Brescia’s Castle stands on Cidneo hill and many Brescians consider it the symbol of the city. Suitable destination for everyone, it can be easily reached on foot from Brescia’s centre following evocative alleys such as Contrada S. Urbano. You can also access the castle by car. Once there, you can choose whether to relax reading a book and breathing in the breeze seeping through the walls or visit one of the castle’s numerous attractions. Indeed, the Castle hosts several events and museums. It is also a popular choice for photo shoots.
Are you ready to discover Brescia’s Castle inside and out? Learn about all the attractions and the best panoramic spots over the city!

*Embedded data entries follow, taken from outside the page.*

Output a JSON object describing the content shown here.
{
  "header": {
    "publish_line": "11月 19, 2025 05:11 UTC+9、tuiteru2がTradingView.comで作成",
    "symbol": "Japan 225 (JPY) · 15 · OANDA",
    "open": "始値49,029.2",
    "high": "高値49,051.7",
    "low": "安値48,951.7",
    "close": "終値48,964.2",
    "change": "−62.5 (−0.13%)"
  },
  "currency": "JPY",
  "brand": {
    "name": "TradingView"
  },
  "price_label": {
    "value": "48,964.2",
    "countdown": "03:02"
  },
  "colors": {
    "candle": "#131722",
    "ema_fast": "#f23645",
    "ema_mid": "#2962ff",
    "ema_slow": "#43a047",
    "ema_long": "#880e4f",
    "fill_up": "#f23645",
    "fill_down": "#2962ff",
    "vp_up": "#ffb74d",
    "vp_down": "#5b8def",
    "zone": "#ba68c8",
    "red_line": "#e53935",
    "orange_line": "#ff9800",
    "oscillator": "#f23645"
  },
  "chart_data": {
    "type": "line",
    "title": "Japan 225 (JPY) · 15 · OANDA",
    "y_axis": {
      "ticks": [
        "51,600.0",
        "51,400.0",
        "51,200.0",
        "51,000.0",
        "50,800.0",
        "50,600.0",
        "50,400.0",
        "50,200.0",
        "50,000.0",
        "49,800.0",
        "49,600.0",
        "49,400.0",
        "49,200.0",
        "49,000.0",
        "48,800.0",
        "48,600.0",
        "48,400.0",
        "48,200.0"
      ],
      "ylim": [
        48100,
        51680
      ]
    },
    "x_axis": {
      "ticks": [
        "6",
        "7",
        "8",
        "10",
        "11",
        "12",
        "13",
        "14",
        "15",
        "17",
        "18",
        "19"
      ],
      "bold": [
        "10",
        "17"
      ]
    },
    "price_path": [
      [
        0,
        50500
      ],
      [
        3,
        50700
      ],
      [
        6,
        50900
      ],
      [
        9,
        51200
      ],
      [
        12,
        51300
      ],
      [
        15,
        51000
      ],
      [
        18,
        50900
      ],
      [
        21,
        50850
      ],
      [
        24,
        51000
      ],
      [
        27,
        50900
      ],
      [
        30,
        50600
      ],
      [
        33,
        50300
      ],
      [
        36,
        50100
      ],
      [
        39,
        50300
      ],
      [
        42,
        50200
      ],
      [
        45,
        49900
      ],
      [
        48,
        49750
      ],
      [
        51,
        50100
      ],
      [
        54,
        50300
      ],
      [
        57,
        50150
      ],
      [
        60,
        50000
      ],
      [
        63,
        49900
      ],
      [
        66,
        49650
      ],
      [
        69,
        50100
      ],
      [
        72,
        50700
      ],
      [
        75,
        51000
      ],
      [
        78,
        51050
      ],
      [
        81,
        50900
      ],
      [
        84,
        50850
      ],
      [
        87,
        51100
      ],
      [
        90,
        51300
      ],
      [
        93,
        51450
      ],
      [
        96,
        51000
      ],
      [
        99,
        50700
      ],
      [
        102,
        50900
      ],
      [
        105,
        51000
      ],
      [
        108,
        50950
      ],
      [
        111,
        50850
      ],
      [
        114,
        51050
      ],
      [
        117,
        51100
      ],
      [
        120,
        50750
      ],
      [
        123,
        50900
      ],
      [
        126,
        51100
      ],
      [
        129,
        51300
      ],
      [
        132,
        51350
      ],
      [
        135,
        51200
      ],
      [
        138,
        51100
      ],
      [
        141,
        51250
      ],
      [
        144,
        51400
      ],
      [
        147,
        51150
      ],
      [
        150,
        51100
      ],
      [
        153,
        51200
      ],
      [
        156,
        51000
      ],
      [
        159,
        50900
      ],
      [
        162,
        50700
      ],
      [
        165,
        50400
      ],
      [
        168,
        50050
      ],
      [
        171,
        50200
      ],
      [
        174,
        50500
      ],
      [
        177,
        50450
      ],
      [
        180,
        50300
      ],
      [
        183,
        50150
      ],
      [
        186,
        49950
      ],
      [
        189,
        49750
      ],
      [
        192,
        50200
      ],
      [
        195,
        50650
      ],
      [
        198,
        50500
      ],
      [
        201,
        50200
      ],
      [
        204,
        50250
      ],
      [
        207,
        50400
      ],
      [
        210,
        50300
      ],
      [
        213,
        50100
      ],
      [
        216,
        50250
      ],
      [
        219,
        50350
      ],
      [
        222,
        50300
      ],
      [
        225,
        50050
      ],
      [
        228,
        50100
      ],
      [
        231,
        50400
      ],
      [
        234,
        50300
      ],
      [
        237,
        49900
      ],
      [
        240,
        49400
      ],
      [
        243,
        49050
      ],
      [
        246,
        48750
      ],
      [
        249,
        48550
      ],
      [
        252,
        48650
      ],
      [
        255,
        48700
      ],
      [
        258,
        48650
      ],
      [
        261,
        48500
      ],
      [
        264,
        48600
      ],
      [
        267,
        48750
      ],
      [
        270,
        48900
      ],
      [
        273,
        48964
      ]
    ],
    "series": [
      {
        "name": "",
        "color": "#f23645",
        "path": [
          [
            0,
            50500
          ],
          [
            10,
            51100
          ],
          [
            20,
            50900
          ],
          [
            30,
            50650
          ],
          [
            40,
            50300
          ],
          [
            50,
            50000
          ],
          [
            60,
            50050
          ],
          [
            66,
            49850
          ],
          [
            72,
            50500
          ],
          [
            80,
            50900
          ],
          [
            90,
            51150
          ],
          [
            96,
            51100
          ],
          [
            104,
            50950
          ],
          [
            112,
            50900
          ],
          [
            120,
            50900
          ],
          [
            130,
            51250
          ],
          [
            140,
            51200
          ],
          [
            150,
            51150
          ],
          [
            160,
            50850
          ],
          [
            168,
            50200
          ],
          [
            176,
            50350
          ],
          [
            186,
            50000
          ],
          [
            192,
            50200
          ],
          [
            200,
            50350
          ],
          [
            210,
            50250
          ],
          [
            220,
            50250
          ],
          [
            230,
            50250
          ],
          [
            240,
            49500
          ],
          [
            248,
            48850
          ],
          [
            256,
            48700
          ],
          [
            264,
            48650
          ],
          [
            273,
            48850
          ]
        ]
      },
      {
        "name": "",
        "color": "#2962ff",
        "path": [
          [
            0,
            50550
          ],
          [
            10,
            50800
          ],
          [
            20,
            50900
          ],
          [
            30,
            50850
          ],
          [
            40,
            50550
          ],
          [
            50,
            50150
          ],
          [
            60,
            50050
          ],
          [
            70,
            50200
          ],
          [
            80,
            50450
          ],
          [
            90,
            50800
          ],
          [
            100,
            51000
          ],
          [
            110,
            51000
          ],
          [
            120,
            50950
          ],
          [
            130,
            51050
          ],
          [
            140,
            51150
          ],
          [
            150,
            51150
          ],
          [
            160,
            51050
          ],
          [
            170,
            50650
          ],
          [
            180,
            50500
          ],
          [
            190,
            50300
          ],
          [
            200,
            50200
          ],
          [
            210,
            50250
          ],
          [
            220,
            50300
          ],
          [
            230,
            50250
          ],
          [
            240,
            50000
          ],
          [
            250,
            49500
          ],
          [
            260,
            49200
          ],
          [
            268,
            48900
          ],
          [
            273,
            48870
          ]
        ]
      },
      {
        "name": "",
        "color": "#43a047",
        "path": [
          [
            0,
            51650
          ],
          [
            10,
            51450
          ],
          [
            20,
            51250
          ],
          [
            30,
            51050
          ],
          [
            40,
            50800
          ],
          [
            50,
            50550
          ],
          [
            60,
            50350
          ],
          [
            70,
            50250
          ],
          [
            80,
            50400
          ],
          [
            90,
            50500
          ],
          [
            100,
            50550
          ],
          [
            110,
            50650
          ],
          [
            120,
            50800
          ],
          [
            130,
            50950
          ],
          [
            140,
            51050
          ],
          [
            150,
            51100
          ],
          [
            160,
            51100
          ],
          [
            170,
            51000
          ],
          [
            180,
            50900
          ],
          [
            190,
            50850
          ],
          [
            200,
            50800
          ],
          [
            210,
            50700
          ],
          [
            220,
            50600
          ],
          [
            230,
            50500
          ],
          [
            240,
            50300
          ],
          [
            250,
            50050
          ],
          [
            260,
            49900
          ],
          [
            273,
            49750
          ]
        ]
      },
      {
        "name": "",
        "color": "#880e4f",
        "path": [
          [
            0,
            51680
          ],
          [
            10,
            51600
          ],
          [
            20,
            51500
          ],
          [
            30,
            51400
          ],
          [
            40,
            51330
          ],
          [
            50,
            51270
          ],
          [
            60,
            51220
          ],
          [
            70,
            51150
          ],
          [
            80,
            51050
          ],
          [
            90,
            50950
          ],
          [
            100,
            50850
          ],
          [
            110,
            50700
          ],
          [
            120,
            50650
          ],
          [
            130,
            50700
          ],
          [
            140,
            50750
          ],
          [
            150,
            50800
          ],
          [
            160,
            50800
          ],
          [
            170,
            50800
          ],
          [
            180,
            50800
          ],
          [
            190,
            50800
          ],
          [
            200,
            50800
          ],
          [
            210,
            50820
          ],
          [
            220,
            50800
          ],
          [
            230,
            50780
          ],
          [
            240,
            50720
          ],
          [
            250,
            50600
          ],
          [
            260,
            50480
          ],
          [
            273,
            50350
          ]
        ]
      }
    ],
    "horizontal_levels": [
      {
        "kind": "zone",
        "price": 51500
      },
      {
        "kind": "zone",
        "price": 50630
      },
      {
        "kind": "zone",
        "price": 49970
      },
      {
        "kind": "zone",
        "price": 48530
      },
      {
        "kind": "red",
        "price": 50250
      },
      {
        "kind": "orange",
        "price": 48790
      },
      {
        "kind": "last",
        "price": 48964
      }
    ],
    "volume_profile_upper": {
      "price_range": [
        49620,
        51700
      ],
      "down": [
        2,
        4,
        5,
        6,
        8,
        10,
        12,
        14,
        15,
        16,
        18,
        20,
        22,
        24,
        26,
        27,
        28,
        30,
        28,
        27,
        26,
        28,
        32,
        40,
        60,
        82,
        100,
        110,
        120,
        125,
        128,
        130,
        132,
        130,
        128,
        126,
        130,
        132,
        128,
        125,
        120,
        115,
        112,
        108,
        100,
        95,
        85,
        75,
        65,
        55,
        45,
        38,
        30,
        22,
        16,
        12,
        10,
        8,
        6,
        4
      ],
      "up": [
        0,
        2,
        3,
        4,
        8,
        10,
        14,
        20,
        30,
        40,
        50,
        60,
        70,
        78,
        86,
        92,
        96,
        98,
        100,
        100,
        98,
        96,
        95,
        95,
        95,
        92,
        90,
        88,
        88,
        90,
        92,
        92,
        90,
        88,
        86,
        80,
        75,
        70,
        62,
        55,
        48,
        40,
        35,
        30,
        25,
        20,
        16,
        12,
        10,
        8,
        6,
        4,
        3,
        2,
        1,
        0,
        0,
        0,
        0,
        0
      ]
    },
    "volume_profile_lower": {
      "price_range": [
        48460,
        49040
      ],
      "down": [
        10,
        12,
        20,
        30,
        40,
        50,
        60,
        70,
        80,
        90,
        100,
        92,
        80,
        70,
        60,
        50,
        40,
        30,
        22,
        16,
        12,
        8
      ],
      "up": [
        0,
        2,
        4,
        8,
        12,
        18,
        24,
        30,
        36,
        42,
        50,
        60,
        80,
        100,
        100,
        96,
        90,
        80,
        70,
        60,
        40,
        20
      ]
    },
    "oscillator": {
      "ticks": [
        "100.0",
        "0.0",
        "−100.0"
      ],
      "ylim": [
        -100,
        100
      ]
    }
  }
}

After years of being closed to the public, a completely renovated Museo del Risorgimento Leonessa d’Italia reopens in Brescia’s Castle!
The more than 100 continuously updated objects on display include paintings, sculptures, relics, weapons, flags, uniforms, medals, memorabilia, and everyday objects. The innovative digital solutions create an engaging and interactive experience. The exhibits are ready to educate visitors about Brescia’s great contribution to the Risorgimento independence wars: its role in the Unification of Italy was fundamental.
Museo del Risorgimento Leonessa d’Italia and the brand new bookshop are located in the Grande Miglio e Piccolo Miglio buildings.
For information on opening hours and reservations: +39 030 2977 833 || +39 030 2977 834 || email@example.com
Pass over the moat and you are already inside the Castle’s ramparts! The arms museum is hosted in Mastio Visconteo tower and is one of the largest European collections of arms and ancient armours. The history of the sword, the luxury armour room, and the Visconti-age frescoes contribute to making the visit exciting and engaging.
Brescia’s Castle hosts the first example of train monument in Italy, “Numero 1”. It’s a locomotive which was once used on the Brescia-Edolo line. Today, it is placed in the castle’s square, left of the entrance after entering the walls. It is also called “Prisoner of Italy’s Falcon” due to an old legend according to which a very greedy man was turned into an hawk and was forced to guard over the castle’s tower for eternity. This is why Cidneo hill is nicknamed “Italy’s falcon”; the locomotive is its prisoner.
Just a few residents know that Brescia’s Castle host the first public observatory in Italy! Positioned on San Marco bastion, Cidnea Observatory is a must-do for all astronomy enthusiasts: under its 3-metre dome there are projections while on the terrace there are mobile reflectors. There is also a room underneath for the observation of the sun.
Located at the foot of the castle and recognised as one of the oldest urban vineyards in Europe, Vigneto Pusterla features centuries-old vines which in the 20th century produced a wine which won the gold medal at the Enologic Contest of Northern Italy.
Still today, the vineyard produces wine and grappa, as well as jams and jelly candies using the fruits of native trees. One of the estimators of Pusterla wine was Winston Churchill. In 2007, the Slow Food Association awarded this vineyard in Brescia the title of “Historic Heritage of Agro-Food and Environmental Culture”.
Thanks to Associazione Speleologica Bresciana, it is possible to participate in several excursions. These itineraries lead you to the discovery of water reserves, oil storage rooms, and various towers of the fortress. An exciting opportunity for adults and children alike.
For those who love reenactments, every year in October Brescia’s Castle hosts Medieval Festival with the historic reenactment of the siege of Frederick II, a battle in which Brescia resisted with determination and persistence the attack of Barbarossa’s grandson.
The initiative is organised by Confraternita del Leone brotherhood and allows spectators to learn about this important historic event directly in the beloved city castle.